SEREMBAN: Nadarajah Krishnapillai vividly remembers the call he got over a year ago from his brother Chris when the latter was appointed the first Malaysian-born mayor of a town in West Yorkshire, England.
The retired teacher and his wife had just finished lunch at their home in Taman Labu Jaya here when the phone rang around 2pm in the afternoon in May last year.
It was Chris calling to inform his 'anne' (big brother) that he had just been elected mayor of Calderdale.
"The news was such an unexpected surprise and we were all over the moon.
"My brother had been a councillor for several terms, but who would have dreamt that he would be mayor one day?" he said when met at his home.
Nadarajah, 82 is the older and only brother of Gemas-born councillor Chris Pillai JP who was sworn in on May 19 as mayor of the borough of Calderdale in West Yorkshire in an official ceremony.

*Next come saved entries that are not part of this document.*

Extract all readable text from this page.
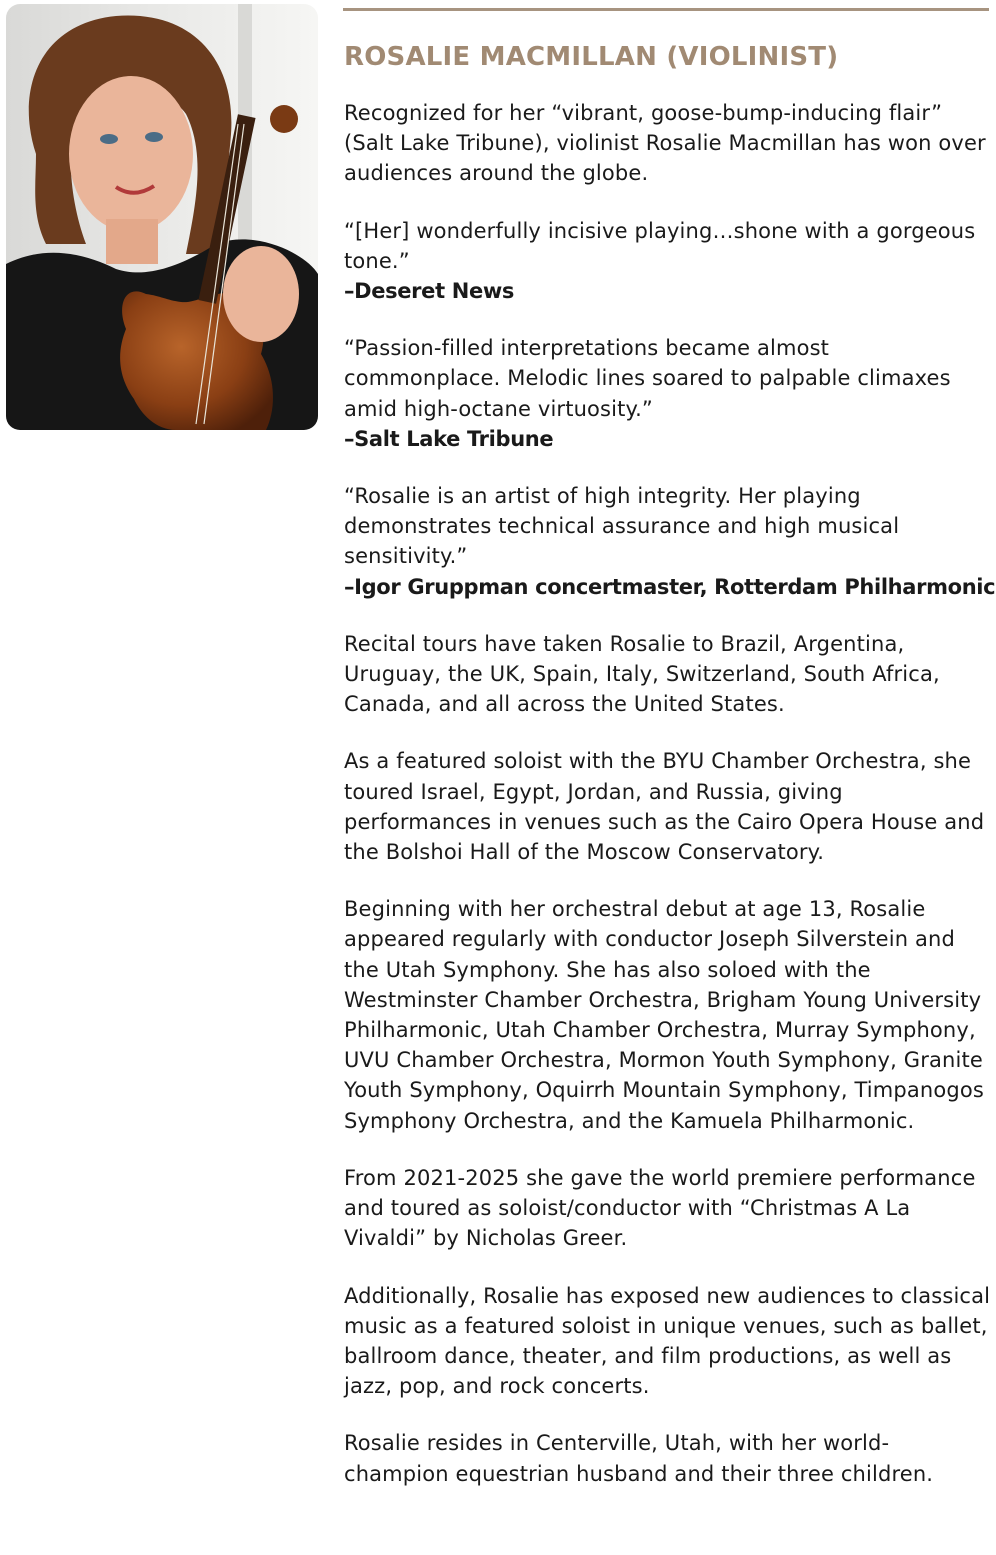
ROSALIE MACMILLAN (VIOLINIST)

Recognized for her “vibrant, goose-bump-inducing flair” (Salt Lake Tribune), violinist Rosalie Macmillan has won over audiences around the globe.

“[Her] wonderfully incisive playing…shone with a gorgeous tone.”
–Deseret News

“Passion-filled interpretations became almost commonplace. Melodic lines soared to palpable climaxes amid high-octane virtuosity.”
–Salt Lake Tribune

“Rosalie is an artist of high integrity. Her playing demonstrates technical assurance and high musical sensitivity.”
–Igor Gruppman concertmaster, Rotterdam Philharmonic

Recital tours have taken Rosalie to Brazil, Argentina, Uruguay, the UK, Spain, Italy, Switzerland, South Africa, Canada, and all across the United States.

As a featured soloist with the BYU Chamber Orchestra, she toured Israel, Egypt, Jordan, and Russia, giving performances in venues such as the Cairo Opera House and the Bolshoi Hall of the Moscow Conservatory.

Beginning with her orchestral debut at age 13, Rosalie appeared regularly with conductor Joseph Silverstein and the Utah Symphony. She has also soloed with the Westminster Chamber Orchestra, Brigham Young University Philharmonic, Utah Chamber Orchestra, Murray Symphony, UVU Chamber Orchestra, Mormon Youth Symphony, Granite Youth Symphony, Oquirrh Mountain Symphony, Timpanogos Symphony Orchestra, and the Kamuela Philharmonic.

From 2021-2025 she gave the world premiere performance and toured as soloist/conductor with “Christmas A La Vivaldi” by Nicholas Greer.

Additionally, Rosalie has exposed new audiences to classical music as a featured soloist in unique venues, such as ballet, ballroom dance, theater, and film productions, as well as jazz, pop, and rock concerts.

Rosalie resides in Centerville, Utah, with her world-champion equestrian husband and their three children.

Chris was to take on the district mayorship post in May last year but could only carry out his duties as mayor-elect until now due to the pandemic.
Nadarajah said that his brother truly deserved the appointment as he was a hardworking and helpful person by nature.
Though there is an age gap between the brothers, Nadarajah said they were very close and got along well with each other.
"Chris used to help me around the house all the time. If I was changing a light bulb, he would be right there by my side holding the bulb," he said.
Chris - whose given name is Thiruvenkatar - is the fifth of six siblings to parents originally from Ceylon (now Sri Lanka) and the only one born in Negri Sembilan.
Three of his siblings have since passed on.
The family moved around a lot as their father, an employee of Malayan Railways, was posted to towns across the country.
Chris spent his formative years in Ipoh and Seremban before completing his secondary education at the Methodist Boys' School in Kuala Lumpur in 1970.
His eldest sister Parimala Kanthi, 84, said that Chris, the younger of her two brothers, was the only one of the siblings to move abroad in search of a better future.
Chris' parents pooled their savings together to fund their son's journey to the United Kingdom.
"In the early 1970s, it was difficult to get a job so thambi (younger brother) applied to train as a nurse in England.
"At the time, we had returned to Seremban for good, and it was from here that he set off for England," she said adding that her two children later followed in their uncle's footsteps and her son now lives some 50km from Chris.
Both siblings have fond memories of Chris and his family - wife Beverly and sons James, Jonathan and George.
Nadarajah said though his brother's last visit to Malaysia was almost a decade ago, they kept in touch several times a week through Skype or video calls.
"Despite being in England for half a century, my brother is still very much a Malaysian at heart. He speaks like any one of us, and when our parents were alive, he would always make it a point to converse in Tamil to them," he said.
Parimala, who has visited Chris in England, noted that Chris would take his family around whenever he was down, which included holidays in Penang to explore the attractions.
"He loves Chinese food so that will always be on his list," she said.
Chris started his nursing training and career at Moorfields Eye Hospital in London.
Since then, he has held many roles within the healthcare sector including that of a senior nurse at Greenwich Area Health Authority, London (1984-1988), director/partner of Ivy House Nursing and Residential Home, Brighouse (1989-2004), and the non-executive director of the South West Yorkshire Mental Health Trust (2002-2006).
The 70-year old entered public office as a member of Calderdale Council in May 2011.
He was Calderdale Council’s deputy mayor from 2018 to 2021.
As the chairman of West Yorkshire's Augustinians Cricket Club, something he is deeply passionate about, Chris was instrumental in raising £80,000 (about RM467,015) for the club's development.
Many of the club's players hail from the area's South Asian community.
Nadarajah, who has never been to England, expressed hope that he would be able to visit his thambi as soon as the opportunity presents itself.